"Kalau itu sudah saya buka. Semua yang di Komisi VIII terlibat. Semua sudah saya sebutin angka-angkanya," ujar Fahd kepada wartawan ketika tiba di gedung KPK, Kuningan, Jakarta untuk menjalani pemeriksaan, Selasa (6/6).
Namun Fahd menolak membeberkannya. Ia berkilah seluruh nama itu telah disampaikannya ke penyidik KPK.
"Kalau soal materi penyidikan, saya tidak berani membuka. Karena itu rahasia. Saya hanya berani membuka ke penyidik dan humas KPK untuk menyampaikan itu. Nah, sekarang tinggal keberanian KPK menyelesaikan orang-orang itu. Berani atau enggak," tuturnya lebih lanjut.
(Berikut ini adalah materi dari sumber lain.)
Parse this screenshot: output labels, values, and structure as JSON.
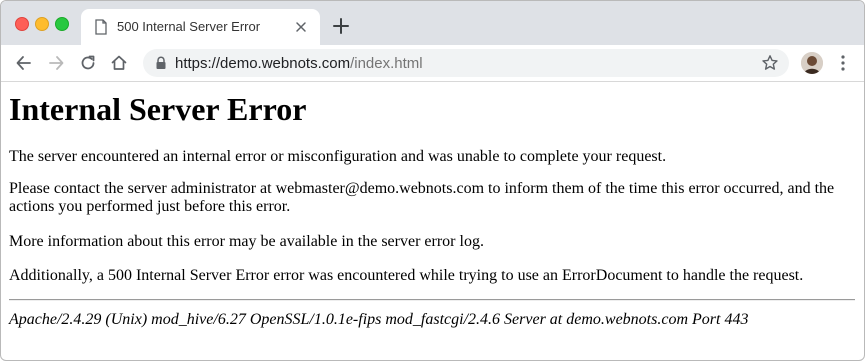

Saat ini mantan anggota Komisi VIII yang terseret kasus itu baru Zulkarnaen Djabar yang telah divonis sejak 2013 lalu. Politisi Golkar itu divonis 15 tahun penjara ditambah denda Rp 300 juta subsider satu bulan kurungan.
Bersama anaknya, Dendy Prasetya, Zulkarnaen dan Fahd menerima suap dari PT Batu Karya Mas karena berhasil membantu agar perusahaan tersebut memenangkan tender proyek. Dendy Prasetya juga telah divonis delapan tahun penjara ditambah denda Rp 300 juta subsider satu bulan kurungan.
"Pak Zul (Zulkarnaen Djabar) dapat berapa. Pak Zul sudah mulai jujur kan, dia membuka siapa-siapa aja yang terima," ucap Fahd.
Dari proyek pengadaan Alquran tahun 2011 dan 2012 itu Zulkarnaen mendapatkan imbalan senilai Rp 9,2 miliar. Sementara Fahd mendapat Rp 4,7 miliar yang diberikan oleh Abdul Kadir Alydrus, rekanan yang mewakili PT Batu Karya Mas.
Zulkarnaen juga mendapatkan hadiah uang Rp 400 juta karena telah berhasil memperjuangkan dan menyetujui anggaran APBN P 2011 untuk Kemenag. Saat itu Zulkarnaen adalah anggota badan anggaran DPR.
Dengan demikian, total uang yang diperoleh Zulkarnaen dan Dendy mencapai Rp 14,3 miliar.